GA 5. Фридрих Ницше. Борец против своего времени (Штайнер) - страница 49


35


В этой работе можно уже проследить еще и другой базовый инстинкт Ницше. Это его нелюбовь к чисто логическим умам, чья личность пребывает в безраздельной власти собственного рассудка. В этой антипатии коренится убеждение Ницше, что сократический дух явился разрушителем греческой культуры. Логическое начало для Ницше — всего только одна из форм, в которых проявляется личность. Если к этой форме не присоединяются еще и другие способы выражения, индивидуум смотрится калекой, организмом, в котором изувечены необходимые органы. Поскольку Ницше удалось усмотреть в сочинениях Канта исключительно один расчисляющий рассудок, он именует его «извращенным понятийным монстром»{42}. Для Ницше логика чего‑то стоит лишь в том случае, когда она является выражением более глубинных базовых инстинктов личности. Она должна явиться излиянием сверхлогического начала в личности. Ницше и впоследствии неизменно продолжал стоять на неприятии сократического духа. В «Сумерках богов» мы читаем: «С Сократом греческий вкус поворачивается в сторону диалектики; но что здесь, собственно говоря, имеет место? Прежде всего побежденным оказывается благородный вкус: с диалектикой чернь выбивается наверх. До Сократа диалектические ухватки в хорошем обществе отвергались: они считались за скверные манеры, люди ими компрометировались» («Проблема Сократа», § 5). Там, где аргументация остается без поддержки крепких базовых инстинктов, в дело вступает доказывающий рассудок и пытается ее обосновать адвокатскими ухищрениями.


36


Ницше полагал, что в Рихарде Вагнере ему повстречался обновитель дионисийского духа. Исходя из этого он написал четвертое из своих «Несвоевременных размышлений», «Вагнер в Байрейте», 1876 г. Тогда он еще придерживался того понимания дионисийского духа, которое сформировалось у него в соответствии с Шопенгауэровой философией. Он все еще полагал, что действительность — это всего лишь человеческое представление, и что по другую сторону этого мира представлений простирается сущность вещей в форме пра–воли. А творческий дионисийский дух еще не сделался для него творящим на основе самого себя, но являлся человеком — забывающим себя, растворяющимся в пра–воле. Музыкальные драмы Вагнера служили для него образами самодержавной пра–воли, преданного этой пра–воле дионисийского духа.

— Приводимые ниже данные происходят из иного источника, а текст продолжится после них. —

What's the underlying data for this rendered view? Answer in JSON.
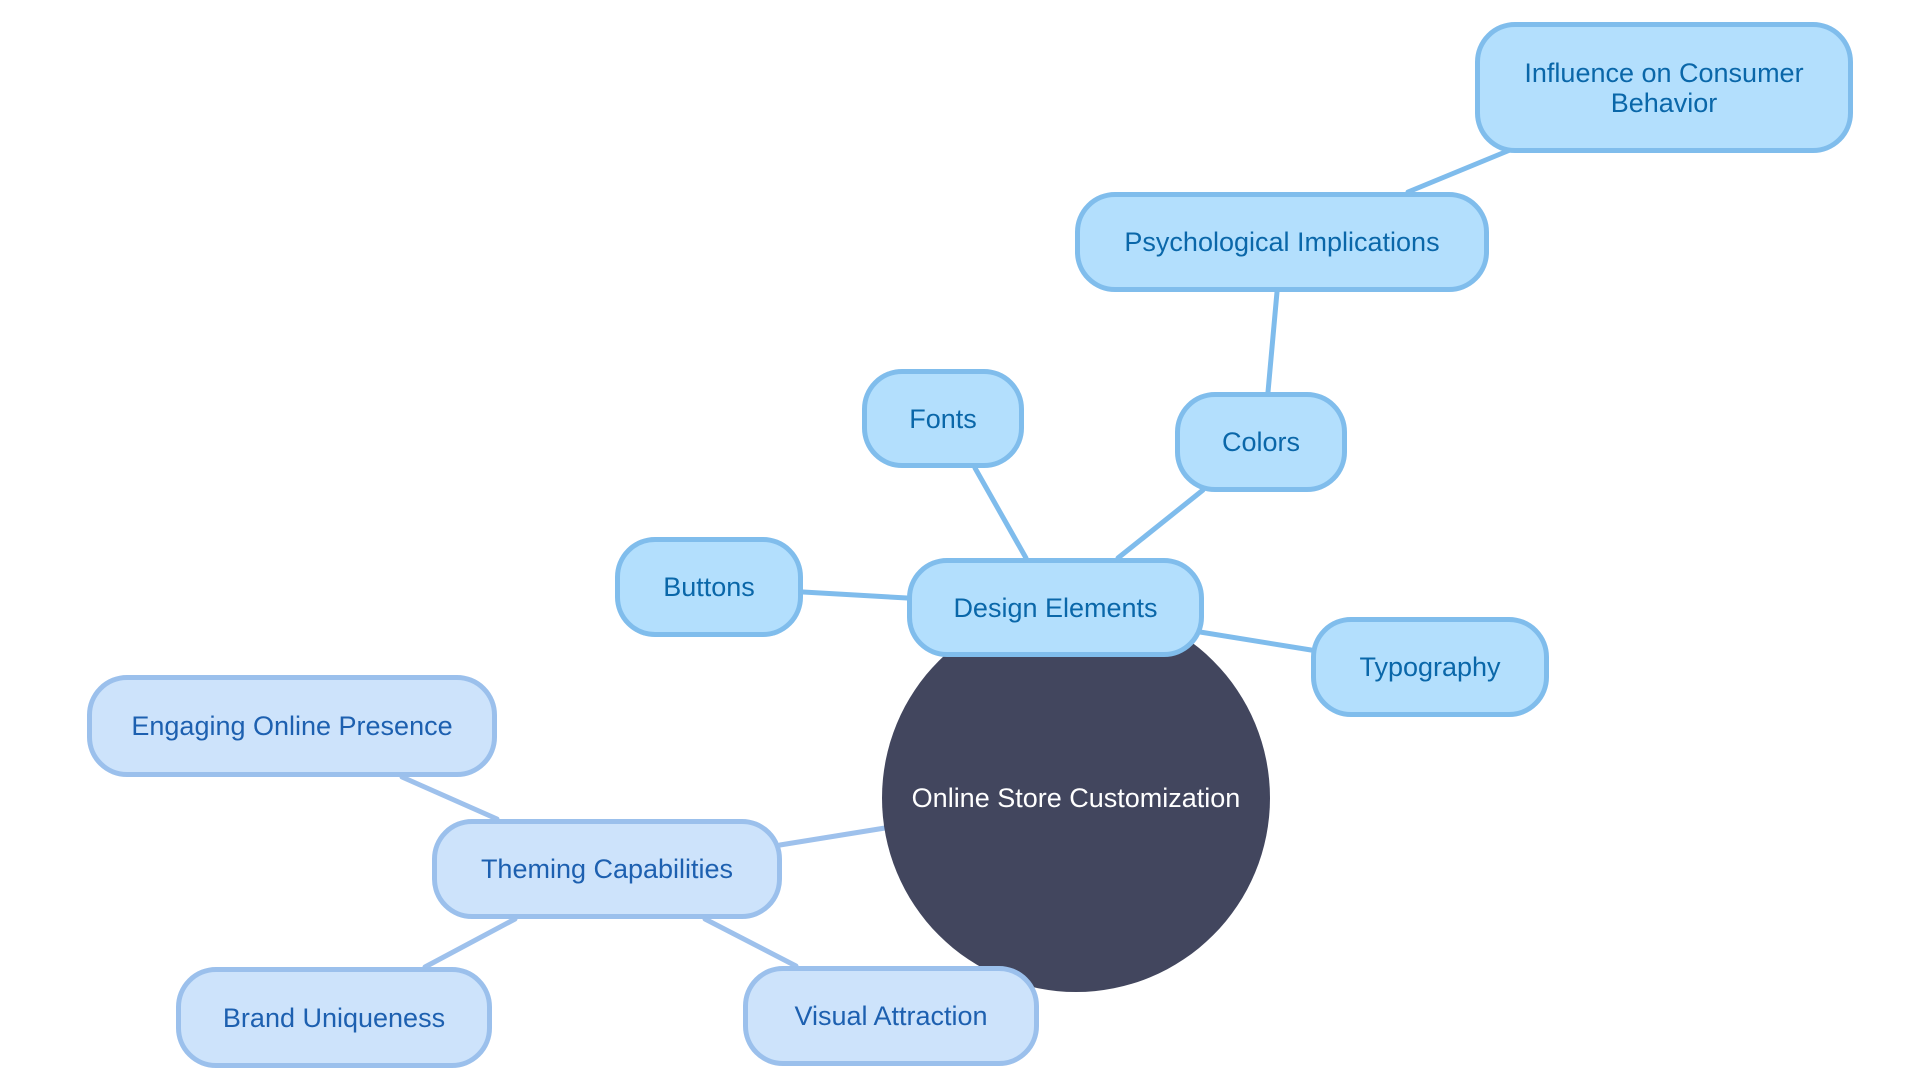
{
  "diagram": {
    "type": "mindmap",
    "root": {
      "id": "root",
      "label": "Online Store Customization"
    },
    "nodes": [
      {
        "id": "design",
        "label": "Design Elements",
        "parent": "root",
        "style": "a"
      },
      {
        "id": "buttons",
        "label": "Buttons",
        "parent": "design",
        "style": "a"
      },
      {
        "id": "fonts",
        "label": "Fonts",
        "parent": "design",
        "style": "a"
      },
      {
        "id": "colors",
        "label": "Colors",
        "parent": "design",
        "style": "a"
      },
      {
        "id": "psych",
        "label": "Psychological Implications",
        "parent": "colors",
        "style": "a"
      },
      {
        "id": "influence",
        "label": "Influence on Consumer Behavior",
        "parent": "psych",
        "style": "a"
      },
      {
        "id": "typography",
        "label": "Typography",
        "parent": "design",
        "style": "a"
      },
      {
        "id": "theming",
        "label": "Theming Capabilities",
        "parent": "root",
        "style": "b"
      },
      {
        "id": "engaging",
        "label": "Engaging Online Presence",
        "parent": "theming",
        "style": "b"
      },
      {
        "id": "brand",
        "label": "Brand Uniqueness",
        "parent": "theming",
        "style": "b"
      },
      {
        "id": "visual",
        "label": "Visual Attraction",
        "parent": "theming",
        "style": "b"
      }
    ],
    "colors": {
      "root_fill": "#42465e",
      "branch_a_fill": "#b3dffd",
      "branch_a_stroke": "#80bdec",
      "branch_a_text": "#0a67a9",
      "branch_b_fill": "#cde3fb",
      "branch_b_stroke": "#9bc0ec",
      "branch_b_text": "#1d60b0"
    }
  }
}
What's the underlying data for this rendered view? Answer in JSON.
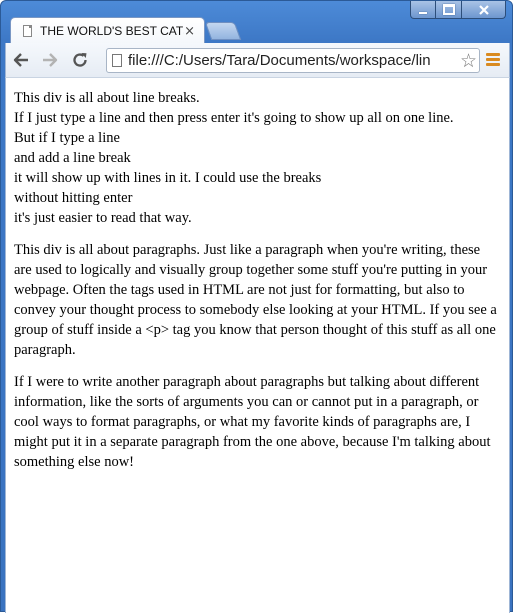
{
  "browser": {
    "tab_title": "THE WORLD'S BEST CATS",
    "tab_close": "×",
    "address": "file:///C:/Users/Tara/Documents/workspace/lin",
    "star": "☆",
    "icons": {
      "back": "back-arrow-icon",
      "forward": "forward-arrow-icon",
      "reload": "reload-icon",
      "menu": "menu-icon",
      "page": "page-icon",
      "bookmark": "star-icon"
    },
    "colors": {
      "frame": "#3d78c6",
      "menu_accent": "#d98a20"
    }
  },
  "content": {
    "linebreak_lines": [
      "This div is all about line breaks.",
      "If I just type a line and then press enter it's going to show up all on one line.",
      "But if I type a line",
      "and add a line break",
      "it will show up with lines in it. I could use the breaks",
      "without hitting enter",
      "it's just easier to read that way."
    ],
    "paragraphs": [
      "This div is all about paragraphs. Just like a paragraph when you're writing, these are used to logically and visually group together some stuff you're putting in your webpage. Often the tags used in HTML are not just for formatting, but also to convey your thought process to somebody else looking at your HTML. If you see a group of stuff inside a <p> tag you know that person thought of this stuff as all one paragraph.",
      "If I were to write another paragraph about paragraphs but talking about different information, like the sorts of arguments you can or cannot put in a paragraph, or cool ways to format paragraphs, or what my favorite kinds of paragraphs are, I might put it in a separate paragraph from the one above, because I'm talking about something else now!"
    ]
  }
}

А поскольку Шопенгауэр усматривал в музыке непосредственное отображение воли, то и Ницше также полагал, что музыка является наилучшим средством выражения для занятого дионисийским творчеством духа. Ему представлялось, что язык цивилизованных народов занемог. Он более не в состоянии служить безыскусным выражением чувств, ибо постепенно словам приходилось все в большей степени использоваться для выражения укрепляющегося рассудочного начала человека. Однако вследствие этого значение слов сделалось абстрактным, куцым. Они более не в состоянии выражать то, что ощущает дионисийский дух, творящий на основе пра–воли. Значит, она более неспособна самовыражаться в словесной драме. Ей приходится звать на помощь иные средства выражения, в первую очередь музыку, но также и иные искусства. Дионисийский дух делается дифирамбическим драматургом, «со столь полным пониманием этого понятия, что оно охватывает сразу актера, поэта и музыканта». «Каким бы сейчас ни воображали развитие изначального драматурга, в своей зрелости и завершенности он представляет собой фигуру без каких‑либо ограничений и недостатков: в полном смысле свободный художник, который просто не может без того, чтобы не мыслить сразу всеми искусствами, посредник и согласователь по видимости разделенных сфер, восстановитель целостности и единства художественной потенции, которую вовсе невозможно разгадать и усвоить со стороны, поскольку она может быть обнаружена исключительно в деле» («Рихард Вагнер в Байрейте», § 7). Вот Рихарда Вагнера Ницше и почитал как дионисийского духа. Причем Вагнера можно именовать дионисийским духом лишь в том смысле, который указал Ницше в только что приведенной работе. Его инстинкты направлены на потустороннее; в своей музыке он желает заставить звучать голоса потустороннего. Выше я уже обратил внимание на то, что впоследствии Ницше все же отыскал дорогу к себе и оказался в состоянии распознать собственные инстинкты, обращенные на посюстороннее. Изначально он понимал искусство Вагнера неверно, поскольку неверно понимал самого себя, позволив Шопенгауэровой философии тиранить свои инстинкты. Позднее это подчинение собственных инстинктов чуждой духовной власти представлялось ему недугом. Ницше обнаружил, что не прислушивался к своим инстинктам и позволил сбить себя с пути несообразным с ними воззрением, подвел эти инстинкты под действие искусства, которое могло им только повредить, сделать их нездоровыми.